Brian Fallon, yang saat itu menjabat sebagai juru bicara kampanye Clinton, mencatat betapa mengejutkannya kekhawatiran tentang peretasan Rusia dengan cepat digantikan oleh ketertarikan terhadap apa yang terungkap. “Seperti yang diinginkan Rusia,” katanya.

Berbeda dengan tahun ini, materi WikiLeaks telah dimasukkan ke dalam domain publik, sehingga meningkatkan tekanan pada organisasi berita untuk mempublikasikannya. Hal ini menghasilkan beberapa keputusan yang buruk: Dalam beberapa kasus, media salah mengartikan beberapa materi sebagai hal yang lebih merugikan Clinton daripada yang sebenarnya, kata Kathleen Hall Jamieson, seorang profesor komunikasi di University of Pennsylvania dan penulis “Cyberwar”. buku peretasan tahun 2016.

Tahun ini, Jamieson yakin organisasi berita telah mengambil keputusan yang tepat untuk tidak mempublikasikan rincian materi kampanye Trump karena mereka tidak yakin sumbernya.

“Bagaimana Anda tahu bahwa Anda tidak dimanipulasi oleh tim kampanye Trump?” kata Jamieson. Dia konservatif dalam menerbitkan keputusan “karena kita berada di era informasi yang salah,” katanya.

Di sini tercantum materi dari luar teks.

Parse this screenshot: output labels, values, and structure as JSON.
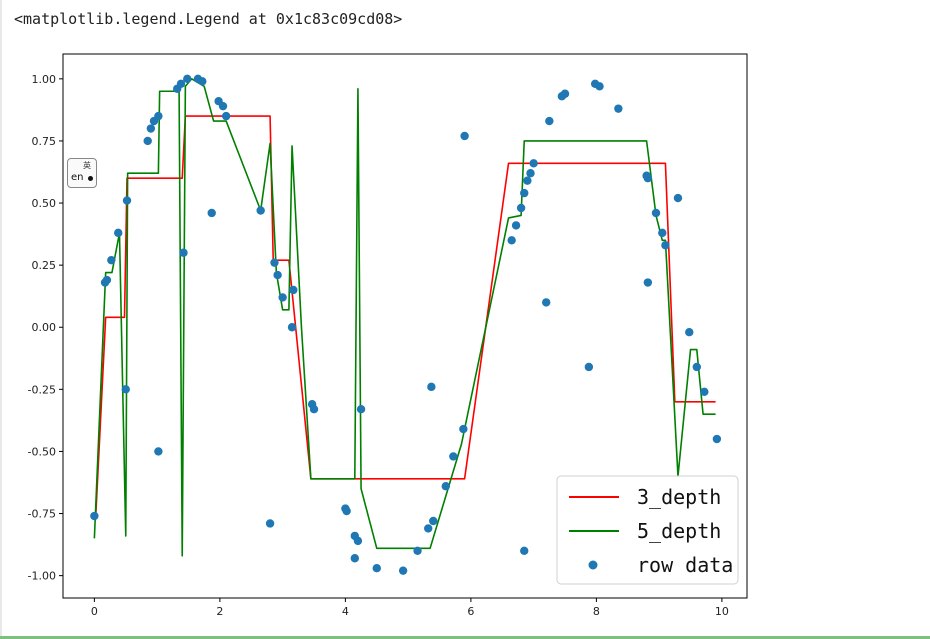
{
  "output": {
    "repr_text": "<matplotlib.legend.Legend at 0x1c83c09cd08>"
  },
  "ime_indicator": {
    "small_label": "英",
    "main_label": "en"
  },
  "chart_data": {
    "type": "line",
    "title": "",
    "xlabel": "",
    "ylabel": "",
    "xlim": [
      -0.5,
      10.4
    ],
    "ylim": [
      -1.09,
      1.1
    ],
    "x_ticks": [
      0,
      2,
      4,
      6,
      8,
      10
    ],
    "y_ticks": [
      1.0,
      0.75,
      0.5,
      0.25,
      0.0,
      -0.25,
      -0.5,
      -0.75,
      -1.0
    ],
    "x_tick_labels": [
      "0",
      "2",
      "4",
      "6",
      "8",
      "10"
    ],
    "y_tick_labels": [
      "1.00",
      "0.75",
      "0.50",
      "0.25",
      "0.00",
      "-0.25",
      "-0.50",
      "-0.75",
      "-1.00"
    ],
    "grid": false,
    "legend_position": "lower-right",
    "colors": {
      "red": "#ff0000",
      "green": "#008000",
      "points": "#1f77b4"
    },
    "series": [
      {
        "name": "3_depth",
        "type": "step-line",
        "color": "#ff0000",
        "points": [
          [
            0.0,
            -0.77
          ],
          [
            0.02,
            -0.77
          ],
          [
            0.18,
            0.04
          ],
          [
            0.48,
            0.04
          ],
          [
            0.52,
            0.6
          ],
          [
            1.4,
            0.6
          ],
          [
            1.45,
            0.85
          ],
          [
            2.8,
            0.85
          ],
          [
            2.85,
            0.27
          ],
          [
            3.1,
            0.27
          ],
          [
            3.45,
            -0.61
          ],
          [
            5.9,
            -0.61
          ],
          [
            6.6,
            0.66
          ],
          [
            9.1,
            0.66
          ],
          [
            9.25,
            -0.3
          ],
          [
            9.9,
            -0.3
          ]
        ]
      },
      {
        "name": "5_depth",
        "type": "line",
        "color": "#008000",
        "points": [
          [
            0.0,
            -0.85
          ],
          [
            0.18,
            0.22
          ],
          [
            0.28,
            0.22
          ],
          [
            0.4,
            0.38
          ],
          [
            0.5,
            -0.84
          ],
          [
            0.53,
            0.62
          ],
          [
            1.02,
            0.62
          ],
          [
            1.04,
            0.95
          ],
          [
            1.35,
            0.95
          ],
          [
            1.4,
            -0.92
          ],
          [
            1.45,
            0.97
          ],
          [
            1.55,
            1.0
          ],
          [
            1.75,
            0.97
          ],
          [
            1.9,
            0.83
          ],
          [
            2.1,
            0.83
          ],
          [
            2.65,
            0.47
          ],
          [
            2.8,
            0.74
          ],
          [
            2.9,
            0.22
          ],
          [
            3.0,
            0.07
          ],
          [
            3.1,
            0.07
          ],
          [
            3.15,
            0.73
          ],
          [
            3.3,
            0.0
          ],
          [
            3.45,
            -0.61
          ],
          [
            4.15,
            -0.61
          ],
          [
            4.2,
            0.96
          ],
          [
            4.25,
            -0.65
          ],
          [
            4.5,
            -0.89
          ],
          [
            5.35,
            -0.89
          ],
          [
            5.85,
            -0.47
          ],
          [
            6.6,
            0.44
          ],
          [
            6.8,
            0.45
          ],
          [
            6.85,
            0.75
          ],
          [
            8.8,
            0.75
          ],
          [
            8.95,
            0.45
          ],
          [
            9.05,
            0.35
          ],
          [
            9.1,
            0.35
          ],
          [
            9.3,
            -0.6
          ],
          [
            9.5,
            -0.09
          ],
          [
            9.6,
            -0.09
          ],
          [
            9.7,
            -0.35
          ],
          [
            9.9,
            -0.35
          ]
        ]
      },
      {
        "name": "row data",
        "type": "scatter",
        "color": "#1f77b4",
        "points": [
          [
            0.0,
            -0.76
          ],
          [
            0.17,
            0.18
          ],
          [
            0.2,
            0.19
          ],
          [
            0.27,
            0.27
          ],
          [
            0.38,
            0.38
          ],
          [
            0.5,
            -0.25
          ],
          [
            0.52,
            0.51
          ],
          [
            0.85,
            0.75
          ],
          [
            0.9,
            0.8
          ],
          [
            0.95,
            0.83
          ],
          [
            1.02,
            0.85
          ],
          [
            1.02,
            -0.5
          ],
          [
            1.32,
            0.96
          ],
          [
            1.38,
            0.98
          ],
          [
            1.42,
            0.3
          ],
          [
            1.48,
            1.0
          ],
          [
            1.65,
            1.0
          ],
          [
            1.72,
            0.99
          ],
          [
            1.87,
            0.46
          ],
          [
            1.98,
            0.91
          ],
          [
            2.05,
            0.89
          ],
          [
            2.1,
            0.85
          ],
          [
            2.65,
            0.47
          ],
          [
            2.8,
            -0.79
          ],
          [
            2.87,
            0.26
          ],
          [
            2.92,
            0.21
          ],
          [
            3.0,
            0.12
          ],
          [
            3.15,
            0.0
          ],
          [
            3.17,
            0.15
          ],
          [
            3.47,
            -0.31
          ],
          [
            3.5,
            -0.33
          ],
          [
            4.0,
            -0.73
          ],
          [
            4.02,
            -0.74
          ],
          [
            4.15,
            -0.93
          ],
          [
            4.15,
            -0.84
          ],
          [
            4.2,
            -0.86
          ],
          [
            4.25,
            -0.33
          ],
          [
            4.5,
            -0.97
          ],
          [
            4.92,
            -0.98
          ],
          [
            5.15,
            -0.9
          ],
          [
            5.32,
            -0.81
          ],
          [
            5.37,
            -0.24
          ],
          [
            5.4,
            -0.78
          ],
          [
            5.6,
            -0.64
          ],
          [
            5.72,
            -0.52
          ],
          [
            5.88,
            -0.41
          ],
          [
            5.9,
            0.77
          ],
          [
            6.65,
            0.35
          ],
          [
            6.72,
            0.41
          ],
          [
            6.8,
            0.48
          ],
          [
            6.85,
            0.54
          ],
          [
            6.85,
            -0.9
          ],
          [
            6.9,
            0.59
          ],
          [
            6.95,
            0.62
          ],
          [
            7.0,
            0.66
          ],
          [
            7.2,
            0.1
          ],
          [
            7.25,
            0.83
          ],
          [
            7.45,
            0.93
          ],
          [
            7.5,
            0.94
          ],
          [
            7.88,
            -0.16
          ],
          [
            7.98,
            0.98
          ],
          [
            8.05,
            0.97
          ],
          [
            8.35,
            0.88
          ],
          [
            8.8,
            0.61
          ],
          [
            8.82,
            0.6
          ],
          [
            8.82,
            0.18
          ],
          [
            8.95,
            0.46
          ],
          [
            9.05,
            0.38
          ],
          [
            9.1,
            0.33
          ],
          [
            9.3,
            0.52
          ],
          [
            9.48,
            -0.02
          ],
          [
            9.6,
            -0.16
          ],
          [
            9.72,
            -0.26
          ],
          [
            9.92,
            -0.45
          ]
        ]
      }
    ]
  }
}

Thomas Rid, direktur Alperovitch Institute for Cybersecurity Studies di Johns Hopkins, juga yakin bahwa organisasi berita telah mengambil keputusan yang tepat, namun karena alasan yang berbeda. Dia mengatakan tampaknya upaya agen asing untuk mempengaruhi kampanye presiden tahun 2024 lebih layak diberitakan dibandingkan materi yang dibocorkan itu sendiri.

Namun seorang jurnalis terkemuka, Jesse Eisinger, reporter senior dan editor di ProPublica, berpendapat bahwa media seharusnya bisa mengatakan lebih dari yang seharusnya. Meskipun benar bahwa pernyataan Vance di masa lalu tentang Trump dapat dengan mudah diketahui publik, dokumen audit tersebut bisa saja menunjukkan pernyataan mana yang paling relevan dengan kampanyenya atau mengungkapkan hal-hal yang tidak diketahui wartawan.

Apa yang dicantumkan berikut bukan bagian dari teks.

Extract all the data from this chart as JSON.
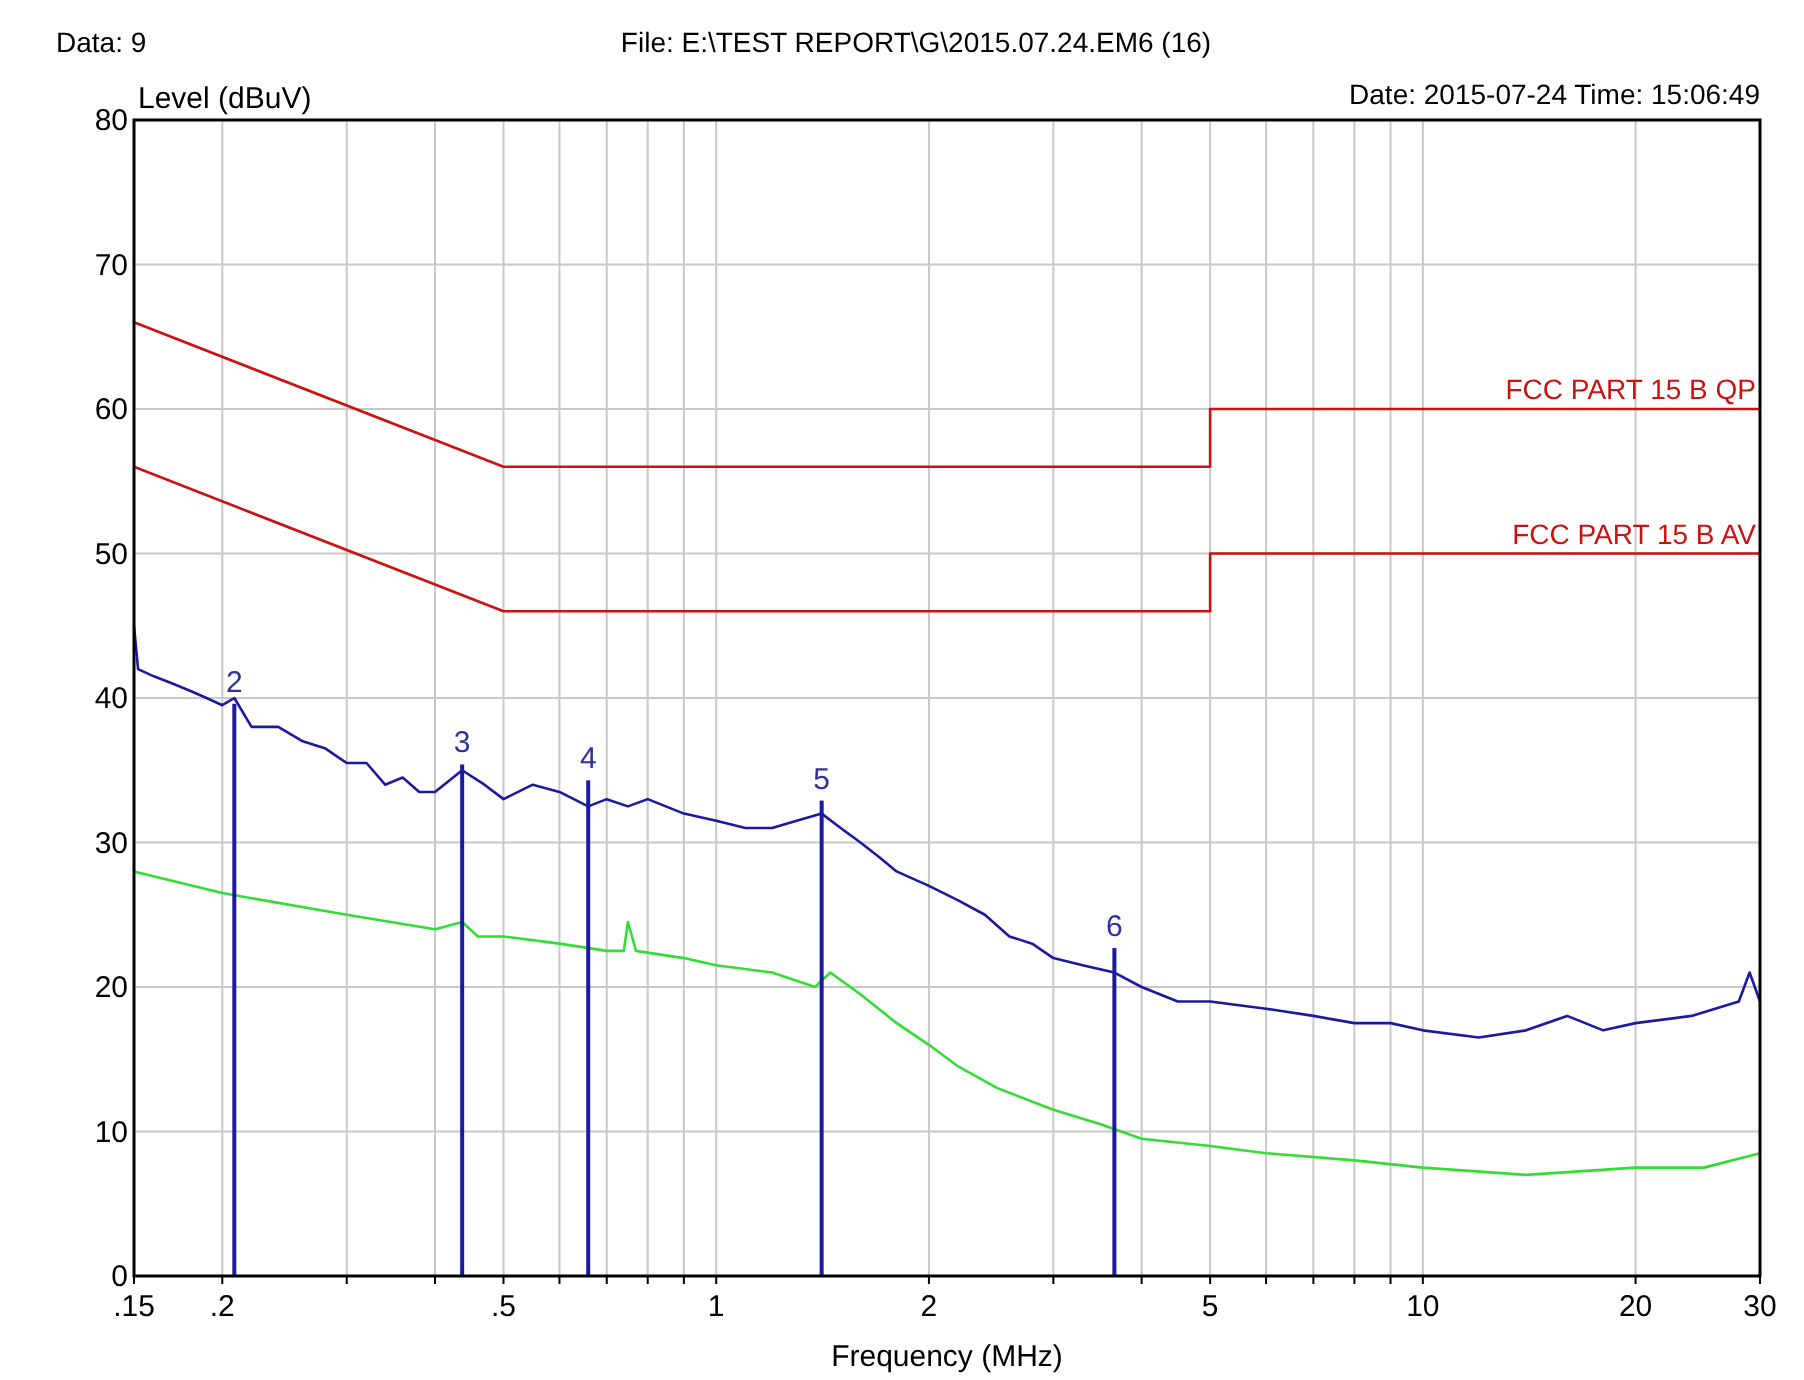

Setelah dipastikan bahwa bahan tersebut akurat, pembaharuan bahan tersebut menjadi pertimbangan yang lebih penting dibandingkan sumbernya, katanya.

“Saya rasa mereka tidak menanganinya dengan benar,” kata Eisinger. “Saya pikir mereka terlalu banyak mengambil pelajaran dari tahun 2016.”